New Update: xafty now supports the rule: ##!!regexcolumns which matches columns in the check table via a regular expression and applies the rules of that column to every matched column.

## Lets imagine, we have different car designs as columns in our check table. It would be tedious to add 
## them all by hand and with time the car design team may decide to add or delete design columns from the table. 
## Given that car design names follow some logic that can be matched with a regular expression, 
## the rule ##!!regexcolumns comes in very handy to apply the same rules to all matched columns:


check_table <- data.frame(T501 = c(0, 1, 0),
                          T4051 = c(1, 1, 1),
                          T301 = c(0.1, 0.9, 0),
                          LKW = c(1, 0, 0))
validity_table <- data.frame(LKW = c("##!!number", NA , NA),
                  Car_Desing = c("##!!number", "##!!regexcolumns", "^T[1-9]"))

new_validity_table <- add_regex_columns_to_validity(check_table = check_table, validity_table = validity_table)
                    
# |      LKW      |       T501        |        T4051      |       T301        |
# |---------------------------------------------------------------------------|
# |   ##!!number  |  ##!!number       |  ##!!number       | ##!!number        |
# |     <NA>      |  ##!!regexcolumns |  ##!!regexcolumns | ##!!regexcolumns  |
# |     <NA>      |  ^T[1-9]          |  ^T[1-9]          | ^T[1-9]           |

# The validity table can then be used with all check functions:
check_column_number(check_table = check_table, validity_table = new_validity_table, 
                    check_type = "equal", simply = TRUE)

Rule syntax: ##!!regexcolumns

Installation

You can install the development version of xafty like so:

remotes::install_github("davidcrone/xafty")

xafty Rules

The Check Table

The check table contains the data that will be checked. Usually, it is data read in from a spreadsheet.

In order to introduce all possible rules and their variants, we will use a reduced ‘mtcars’ data set as an example.

data(mtcars)
mtcars$name <- rownames(mtcars)
rownames(mtcars) <- NULL
mtcars <- mtcars[1:5, c("name", "cyl", "wt")]
mtcars$cyl <- factor(mtcars$cyl)

mtcars

The Validity Table

A validity table consists of column names and column rules that will then be compared to the corresponding columns in the check table.

To start of building the validity table we set the column names without any rules:

# NA values will always be ignored in a validity table
validity_table <- data.frame("name" = NA, "cyl" = NA, "wt" = NA)

Check Number of Columns

Checks if the number (count) of columns of the check table is equal to that of the validity table.

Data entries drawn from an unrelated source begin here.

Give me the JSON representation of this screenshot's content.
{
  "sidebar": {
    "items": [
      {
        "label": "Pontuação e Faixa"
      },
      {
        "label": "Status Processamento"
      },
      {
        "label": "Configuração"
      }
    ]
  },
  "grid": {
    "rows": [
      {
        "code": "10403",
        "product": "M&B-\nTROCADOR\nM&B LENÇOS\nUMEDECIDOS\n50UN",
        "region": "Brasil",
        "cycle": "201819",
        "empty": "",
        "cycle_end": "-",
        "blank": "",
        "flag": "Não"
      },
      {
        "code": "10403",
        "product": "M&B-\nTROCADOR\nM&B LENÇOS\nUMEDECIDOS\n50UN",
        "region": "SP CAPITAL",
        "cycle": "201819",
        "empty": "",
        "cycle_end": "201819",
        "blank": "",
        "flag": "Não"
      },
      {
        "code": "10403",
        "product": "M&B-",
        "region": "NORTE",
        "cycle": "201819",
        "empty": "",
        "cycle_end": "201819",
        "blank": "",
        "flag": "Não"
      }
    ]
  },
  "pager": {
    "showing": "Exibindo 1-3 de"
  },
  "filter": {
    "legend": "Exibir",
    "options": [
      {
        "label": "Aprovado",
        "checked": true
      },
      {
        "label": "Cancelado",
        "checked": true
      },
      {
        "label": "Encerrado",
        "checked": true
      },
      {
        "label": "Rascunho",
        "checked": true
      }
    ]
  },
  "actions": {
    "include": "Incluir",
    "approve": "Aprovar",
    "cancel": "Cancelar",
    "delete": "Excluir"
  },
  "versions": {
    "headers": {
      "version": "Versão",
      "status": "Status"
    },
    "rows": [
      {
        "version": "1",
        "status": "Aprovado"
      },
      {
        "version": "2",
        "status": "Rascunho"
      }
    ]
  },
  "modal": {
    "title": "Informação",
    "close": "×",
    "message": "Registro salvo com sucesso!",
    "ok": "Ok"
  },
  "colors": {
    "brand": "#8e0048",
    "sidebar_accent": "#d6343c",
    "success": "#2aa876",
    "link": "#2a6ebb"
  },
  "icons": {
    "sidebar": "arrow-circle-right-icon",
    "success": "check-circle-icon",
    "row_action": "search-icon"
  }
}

Use this check if the number of columns is important for downstream code.

Rule syntax: The number of columns in the validity table

check_column_number(check_table = mtcars, validity_table = validity_table, check_type = "equal")

Check Column Names

Checks if the columns in the check table are all correctly named and present. There exists a stricter variant of the check by specifying the check type as “order” which additionally checks if the columns in the check table are in the correct order as specified in the validity table.

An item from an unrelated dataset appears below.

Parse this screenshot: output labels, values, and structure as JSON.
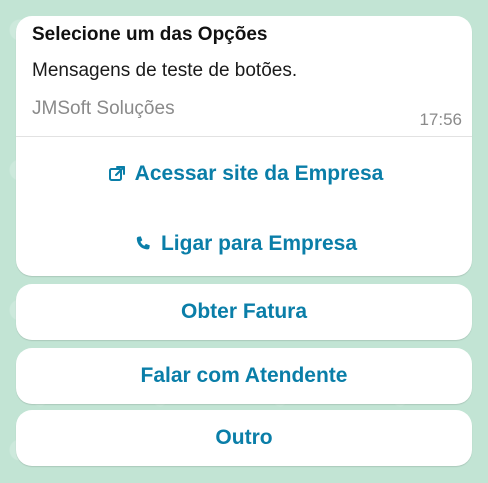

Rule syntax: The name and order of the columns in the validity table

check_column_names(check_table = mtcars, validity_table = validity_table, check_type = "presence")

Check Column Data Types

Checks whether all columns in the check table have the correct data type (class) associated with them. To perform the check the validity table must have data type rules under each column.

Rule syntax:

Rule Data Type
##!!number integer
##!!number double
##!!text character
##!!factor factor
##!!date Date
##!!datetime POSIXct
validity_table <- data.frame("name" = "##!!text", "cyl" = "##!!factor", "wt" = "##!!number")
check_column_types(check_table = mtcars, validity_table = validity_table)

Check for Empty Values

Checks for empty (NA) values or values provided below the rule that stand for missing values. Use this check when a column should not have any empty or missing values. Consequently, NA values must be correctly identified before being able to use this check correctly.

Rule syntax: ##!!notempty

validity_table <- data.frame("name" = c("##!!text", "##!!notempty"), 
                  "cyl" = c("##!!factor", "##!!notempty"), "wt" = c("##!!number", "##!!notempty"))
check_column_notempty(check_table = mtcars, validity_table = validity_table)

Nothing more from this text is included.